“This road has been hard and full of challenges, police investigators had to acquire the knowledge and experience required to investigate such a case entirely from scratch,” said Interior Ministry spokesperson Daiga Holma after the minister’s press conference.
Altogether 47 investigators worked on the case, said VP Criminal Police chief Andrejs Grišins.
Today the VP handed over the main part of the case to the General Prosecutor’s Office. The investigation has identified eight persons and four legal entities against whom prosecutors are expected to open cases within ten days’ time, the police chief said.
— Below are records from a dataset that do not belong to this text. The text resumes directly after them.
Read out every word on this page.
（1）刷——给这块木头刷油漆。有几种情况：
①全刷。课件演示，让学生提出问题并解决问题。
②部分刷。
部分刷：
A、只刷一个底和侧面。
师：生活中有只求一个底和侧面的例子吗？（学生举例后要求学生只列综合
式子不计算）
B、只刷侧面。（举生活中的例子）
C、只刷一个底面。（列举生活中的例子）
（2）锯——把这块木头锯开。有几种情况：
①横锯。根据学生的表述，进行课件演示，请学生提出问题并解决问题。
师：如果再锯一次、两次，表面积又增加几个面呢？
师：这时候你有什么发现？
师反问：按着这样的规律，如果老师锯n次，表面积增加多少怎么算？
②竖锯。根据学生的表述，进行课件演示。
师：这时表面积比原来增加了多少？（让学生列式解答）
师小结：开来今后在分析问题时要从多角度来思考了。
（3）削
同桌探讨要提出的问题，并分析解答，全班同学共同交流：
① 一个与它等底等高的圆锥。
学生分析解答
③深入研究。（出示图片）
The probe included Latvia’s broadest-scope study of a crime scene ever conducted, lasting 250 days from the date of the tragedy on November 21, 2013 until June 28, 2014. Over a hundred police workers were involved in the process, assisting the 47 investigators with the case.
Over 200 tons of material evidence was gathered at the scene – mostly construction debris from the site. The criminal case now stretches across 14,000 pages in 56 volumes. Police have seized 47 packets of documentary evidence as well.
Fifty-four people lost their lives in the collapsed Maxima supermarket and adjoining shops when the roof caved in following the going-off of a fire alarm. Fifty-nine were injured and 143 relatives of the victims, plus 38 persons and 11 legal entities were adjudged to have suffered moral harm.
Monetary losses - which pale against the death toll - from the tragedy are estimated to total about €98 million.